Auto-enrolment was introduced a few years ago with the intention of making sure that all workers are given access to a pension through their employer, except those only working a handful of hours. Employers must automatically enrol any worker who is earning at least £10,000 a year into a workplace pension scheme unless that worker specifically opts out.
However, according to citizens advice over 100,000 people, the majority of them women, are being effectively excluded from auto-enrolment because they work multiple part-time jobs instead of having a single job. This means that, even though they are earning more than £10,000 in total and may be working full-time or close to full-time hours, they never reach the threshhold from any single job. As such, they do not qualify for auto-enrolment with any of their employers.
This issue has been recognised by the government. A review of the situation is expected to take place some time this year. A review of auto-enrolment was already due to take place in 2017, and in December the government said this would include looking into the issue of people who work more than one job.
It is not exclusively women who are affected by this issue, but there are significantly more women falling into this situation than men. Of the roughly 100,000 people affected, according to Citizens Advice, around 72,000 are female.
Gillian Guy, Citizens Advice chief executive, said: “Many people – particularly women – work several part time jobs, which helps them manage commitments like childcare or study.”
Guy continued: “But while in many cases they earn over £10,000, and pay tax on this combined income, they don’t have access to a workplace pension and miss out on the opportunity to save for their retirement.”
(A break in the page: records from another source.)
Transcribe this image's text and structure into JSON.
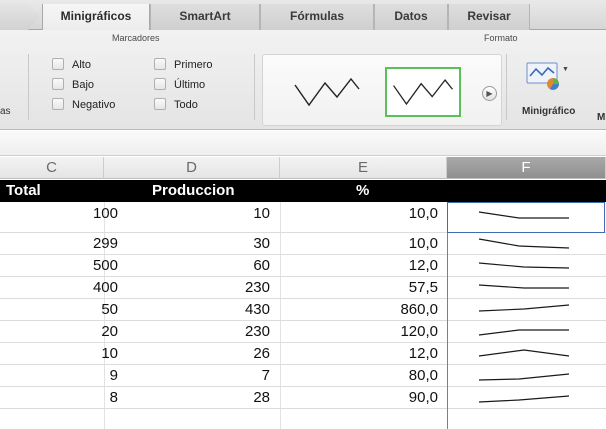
{
  "ribbon": {
    "tabs": [
      {
        "label": "Minigráficos",
        "active": true
      },
      {
        "label": "SmartArt",
        "active": false
      },
      {
        "label": "Fórmulas",
        "active": false
      },
      {
        "label": "Datos",
        "active": false
      },
      {
        "label": "Revisar",
        "active": false
      }
    ],
    "groups": {
      "markers": {
        "title": "Marcadores",
        "options": [
          {
            "label": "Alto",
            "checked": false
          },
          {
            "label": "Bajo",
            "checked": false
          },
          {
            "label": "Negativo",
            "checked": false
          },
          {
            "label": "Primero",
            "checked": false
          },
          {
            "label": "Último",
            "checked": false
          },
          {
            "label": "Todo",
            "checked": false
          }
        ]
      },
      "format": {
        "title": "Formato",
        "styles_selected_index": 1,
        "sparkline_button_label": "Minigráfico"
      }
    },
    "edge_left_fragment": "as",
    "edge_right_fragment": "M"
  },
  "sheet": {
    "columns": [
      "C",
      "D",
      "E",
      "F"
    ],
    "selected_column": "F",
    "header": {
      "total": "Total",
      "produccion": "Produccion",
      "percent": "%"
    },
    "rows": [
      {
        "total": "100",
        "produccion": "10",
        "percent": "10,0"
      },
      {
        "total": "299",
        "produccion": "30",
        "percent": "10,0"
      },
      {
        "total": "500",
        "produccion": "60",
        "percent": "12,0"
      },
      {
        "total": "400",
        "produccion": "230",
        "percent": "57,5"
      },
      {
        "total": "50",
        "produccion": "430",
        "percent": "860,0"
      },
      {
        "total": "20",
        "produccion": "230",
        "percent": "120,0"
      },
      {
        "total": "10",
        "produccion": "26",
        "percent": "12,0"
      },
      {
        "total": "9",
        "produccion": "7",
        "percent": "80,0"
      },
      {
        "total": "8",
        "produccion": "28",
        "percent": "90,0"
      }
    ]
  },
  "colors": {
    "active_style_border": "#58c258",
    "selection_border": "#3e6db5",
    "header_fill": "#000000"
  }
}
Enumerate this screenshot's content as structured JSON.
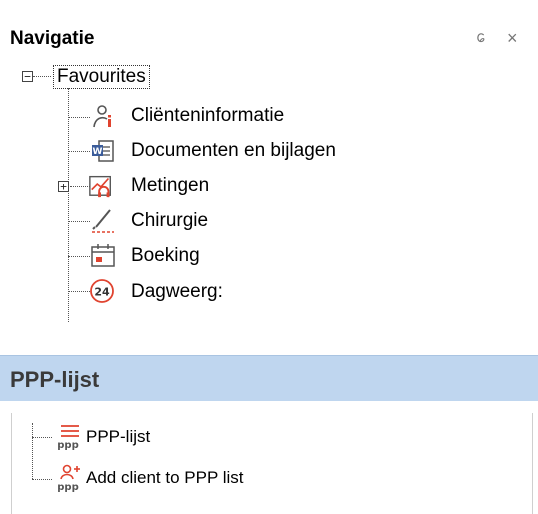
{
  "panel": {
    "title": "Navigatie",
    "pin_icon": "pin-icon",
    "close_icon": "close-icon"
  },
  "tree": {
    "root_label": "Favourites",
    "items": [
      {
        "label": "Cliënteninformatie",
        "icon": "client-info-icon"
      },
      {
        "label": "Documenten en bijlagen",
        "icon": "word-document-icon"
      },
      {
        "label": "Metingen",
        "icon": "measurements-chart-icon"
      },
      {
        "label": "Chirurgie",
        "icon": "scalpel-icon"
      },
      {
        "label": "Boeking",
        "icon": "calendar-icon"
      },
      {
        "label": "Dagweerg:",
        "icon": "24h-clock-icon"
      }
    ]
  },
  "section2": {
    "title": "PPP-lijst",
    "items": [
      {
        "label": "PPP-lijst",
        "icon": "ppp-list-icon"
      },
      {
        "label": "Add client to PPP list",
        "icon": "ppp-add-client-icon"
      }
    ]
  },
  "colors": {
    "section_header_bg": "#bfd6ef",
    "icon_red": "#e0432f",
    "icon_gray": "#555555"
  }
}
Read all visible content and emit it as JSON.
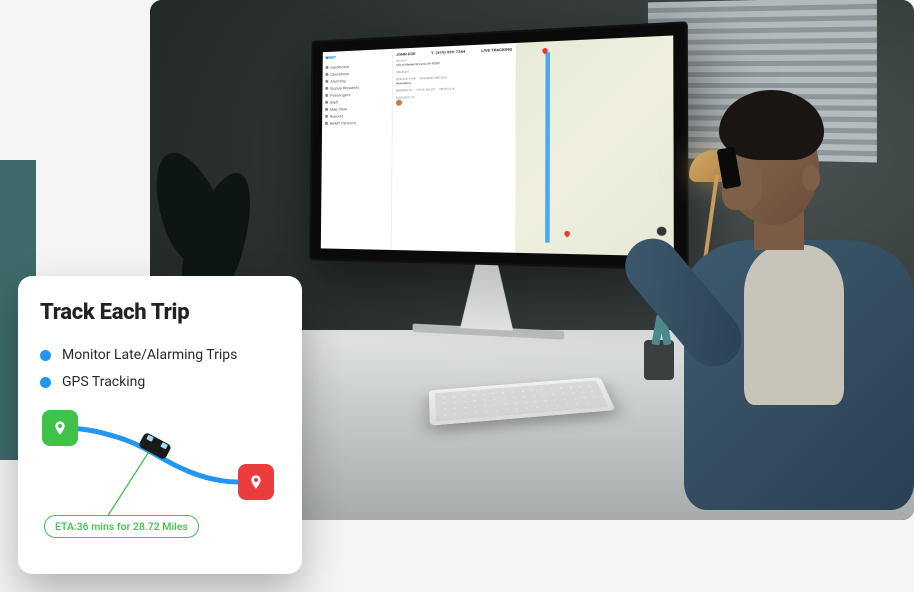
{
  "card": {
    "title": "Track Each Trip",
    "bullets": [
      "Monitor Late/Alarming Trips",
      "GPS Tracking"
    ],
    "eta": "ETA:36 mins for 28.72 Miles"
  },
  "screen": {
    "logo": {
      "n": "N",
      "emt": "EMT"
    },
    "sidebar": [
      "Dashboard",
      "Operations",
      "Alarming",
      "Signup Requests",
      "Passengers",
      "Staff",
      "Map View",
      "Reports",
      "NEMT Partners"
    ],
    "header": {
      "name": "JOHN DOE",
      "phone": "T: (419) 999-7244",
      "tab": "LIVE TRACKING"
    },
    "trip": {
      "pickup_label": "PICKUP",
      "pickup_addr": "220 W Market St Lima OH 45801",
      "dropoff_label": "DROPOFF",
      "service_label": "SERVICE TYPE",
      "service_value": "Ambulatory",
      "payment_label": "PAYMENT METHOD",
      "member_label": "MEMBER ID",
      "miles_label": "TOTAL MILES",
      "vehicle_label": "VEHICLE #",
      "assigned_label": "ASSIGNED TO:"
    }
  }
}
According to a separate study, as well as being affected by this issue women are also missing out by being left with smaller pensions, on average, than their male counterparts. Issues like the gender pay gap and the greater impact of bringing up children on women’s careers is giving them less opportunity to contribute to their pension pots and, accordingly, smaller incomes upon retirement. Zurich, one of the UK’s major insurance companies and pension providers, has said that the difference at the point of retirement between an average man’s and woman’s pension pot will be around £47,000.